Le roman d'un jeune homme pauvre (Play)
Chapter 11
MAXIME, MADAME VAUBERGER.
Elle entre doucement, portant quelques plats sur un plateau. Elle pose le plateau sur la cheminée, approche une petite table et la couvre d'une nappe.
MAXIME, s'éveillant à demi.
Triste sommeil! Je fais de vrais rêves de naufragé... je ne vois que des mirages de festins, de banquets! (Apercevant le plateau.) Tiens! (Il voit madame Vauberger.) Qu'est-ce que c'est? qu'est-ce que vous faites?
MADAME VAUBERGER, affectant la surprise.
Est-ce que Monsieur n'a pas demandé à dîner?
MAXIME.
Pas du tout.
MADAME VAUBERGER.
Edouard m'a pourtant dit que Monsieur...
MAXIME.
Edouard s'est trompé: c'est quelque locataire à côté; voyez.
MADAME VAUBERGER.
Il n'y a pas de locataire sur le palier de Monsieur... Je ne comprends pas...
MAXIME.
Enfin, ce n'est pas moi! Qu'est-ce que cela veut donc dire?... Vous me fatiguez! Emportez cela!...
MADAME VAUBERGER. Elle replie tristement la nappe, et reprend timidement après une pause.
Monsieur a probablement dîné?
MAXIME.
Probablement.
MADAME VAUBERGER.
C'est dommage, car le dîner est prêt... il va être perdu, et le petit va être grondé par son père... Si Monsieur n'avait pas dîné, par hasard, il m'aurait vraiment bien obligée...
MAXIME, violemment.
Allez-vous-en, vous dis-je! sortez!... (Il se lève et s'approche d'elle avec douceur.) Louison... je vous comprends... je vous remercie: mais je suis un peu souffrant ce soir: je n'ai pas faim.
MADAME VAUBERGER, avec émotion. Elle se rapproche, portant le plateau qu'elle dépose doucement sur la table devant Maxime.

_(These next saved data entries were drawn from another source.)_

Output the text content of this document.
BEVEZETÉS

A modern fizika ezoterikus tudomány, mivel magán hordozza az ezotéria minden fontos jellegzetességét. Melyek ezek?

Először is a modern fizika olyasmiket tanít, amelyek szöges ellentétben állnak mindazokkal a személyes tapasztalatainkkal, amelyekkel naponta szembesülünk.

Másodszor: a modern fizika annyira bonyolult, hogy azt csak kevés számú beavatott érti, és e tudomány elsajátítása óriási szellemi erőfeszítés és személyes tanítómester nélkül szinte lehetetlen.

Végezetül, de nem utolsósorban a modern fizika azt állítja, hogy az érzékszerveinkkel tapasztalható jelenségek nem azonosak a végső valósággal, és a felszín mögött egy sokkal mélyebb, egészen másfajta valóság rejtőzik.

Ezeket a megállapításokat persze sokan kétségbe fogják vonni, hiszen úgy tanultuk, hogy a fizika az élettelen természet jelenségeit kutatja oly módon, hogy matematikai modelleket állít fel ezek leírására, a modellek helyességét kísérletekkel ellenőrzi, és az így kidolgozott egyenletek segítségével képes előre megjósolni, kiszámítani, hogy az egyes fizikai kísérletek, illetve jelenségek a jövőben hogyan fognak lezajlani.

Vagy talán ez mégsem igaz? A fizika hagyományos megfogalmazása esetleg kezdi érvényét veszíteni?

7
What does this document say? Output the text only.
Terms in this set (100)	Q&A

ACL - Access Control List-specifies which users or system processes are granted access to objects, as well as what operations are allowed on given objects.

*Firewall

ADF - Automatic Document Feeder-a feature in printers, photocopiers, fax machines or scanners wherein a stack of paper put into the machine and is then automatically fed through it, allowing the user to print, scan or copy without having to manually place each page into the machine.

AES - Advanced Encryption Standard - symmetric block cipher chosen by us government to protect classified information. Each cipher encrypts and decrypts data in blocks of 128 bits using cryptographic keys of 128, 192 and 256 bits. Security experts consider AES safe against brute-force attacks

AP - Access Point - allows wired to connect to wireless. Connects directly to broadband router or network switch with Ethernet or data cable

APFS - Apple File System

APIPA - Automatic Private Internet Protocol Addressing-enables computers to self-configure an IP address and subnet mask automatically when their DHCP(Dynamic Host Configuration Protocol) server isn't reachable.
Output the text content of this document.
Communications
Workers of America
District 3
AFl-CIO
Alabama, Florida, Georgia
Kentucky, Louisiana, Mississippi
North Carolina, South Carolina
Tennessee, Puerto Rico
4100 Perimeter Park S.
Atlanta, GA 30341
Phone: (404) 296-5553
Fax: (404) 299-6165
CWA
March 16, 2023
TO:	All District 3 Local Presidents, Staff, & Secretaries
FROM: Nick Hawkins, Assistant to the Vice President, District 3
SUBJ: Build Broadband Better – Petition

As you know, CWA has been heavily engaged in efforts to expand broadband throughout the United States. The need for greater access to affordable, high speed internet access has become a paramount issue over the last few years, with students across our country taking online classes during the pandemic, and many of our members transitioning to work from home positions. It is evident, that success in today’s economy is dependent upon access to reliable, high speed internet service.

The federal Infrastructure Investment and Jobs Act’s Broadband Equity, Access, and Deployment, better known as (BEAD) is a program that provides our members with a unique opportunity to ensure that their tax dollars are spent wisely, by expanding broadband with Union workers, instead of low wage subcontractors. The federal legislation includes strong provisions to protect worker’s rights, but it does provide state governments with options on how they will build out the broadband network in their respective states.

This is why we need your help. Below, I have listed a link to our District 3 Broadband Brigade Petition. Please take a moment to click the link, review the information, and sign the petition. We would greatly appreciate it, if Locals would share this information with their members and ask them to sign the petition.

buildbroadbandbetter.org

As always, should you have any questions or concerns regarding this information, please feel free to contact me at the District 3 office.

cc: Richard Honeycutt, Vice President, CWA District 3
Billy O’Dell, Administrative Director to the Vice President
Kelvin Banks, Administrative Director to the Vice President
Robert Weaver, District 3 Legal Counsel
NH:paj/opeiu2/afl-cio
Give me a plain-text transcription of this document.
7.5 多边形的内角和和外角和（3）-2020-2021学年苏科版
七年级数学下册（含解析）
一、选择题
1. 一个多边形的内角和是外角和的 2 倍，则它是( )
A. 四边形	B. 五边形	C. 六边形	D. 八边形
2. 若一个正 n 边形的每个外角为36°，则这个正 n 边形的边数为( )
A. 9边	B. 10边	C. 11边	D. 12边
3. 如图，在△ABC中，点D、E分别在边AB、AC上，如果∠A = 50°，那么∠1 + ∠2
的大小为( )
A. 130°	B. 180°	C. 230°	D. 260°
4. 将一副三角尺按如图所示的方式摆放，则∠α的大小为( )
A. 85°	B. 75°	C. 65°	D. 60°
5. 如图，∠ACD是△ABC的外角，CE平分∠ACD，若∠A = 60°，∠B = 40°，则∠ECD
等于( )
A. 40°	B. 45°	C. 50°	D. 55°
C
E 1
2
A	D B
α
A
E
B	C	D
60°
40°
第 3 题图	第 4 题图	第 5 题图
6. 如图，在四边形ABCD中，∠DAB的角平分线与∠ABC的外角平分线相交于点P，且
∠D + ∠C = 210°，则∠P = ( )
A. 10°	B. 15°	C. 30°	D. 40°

Ah! monsieur Maxime! si vous saviez comme vous me mortifiez! Eh bien, vous me paierez mon dîner, là; vous me mettrez de l'argent dans la main quand il vous en reviendra; mais vous pouvez être bien sûr que quand vous me donneriez cent mille francs, ça ne me ferait pas autant de plaisir que de vous voir manger mon pauvre dîner! Ce serait une fière charité que vous me feriez, allez! vous devez pourtant bien comprendre ça, monsieur Maxime, vous qui avez de l'esprit.
MAXIME.
Eh bien, ma chère Louison, que voulez-vous? je ne peux pas vous donner cent mille francs... mais je vais manger votre dîner. (Il s'asseoit brusquement devant la table.)
MADAME VAUBERGER.
Oh! merci, monsieur Maxime, merci... vous avez bon coeur.
MAXIME.
Et bon appétit aussi, Louison, je vous jure... mais laissez-moi, n'est-ce pas?...
MADAME VAUBERGER
Oui, monsieur Maxime... merci, Monsieur.
MAXIME, la rappelant.
Louison... donnez-moi votre main... soyez tranquille, ce n'est pas pour y mettre de l'argent... (Lui prenant la main.) Là... à revoir. (Madame Vauberger sort en pleurant.)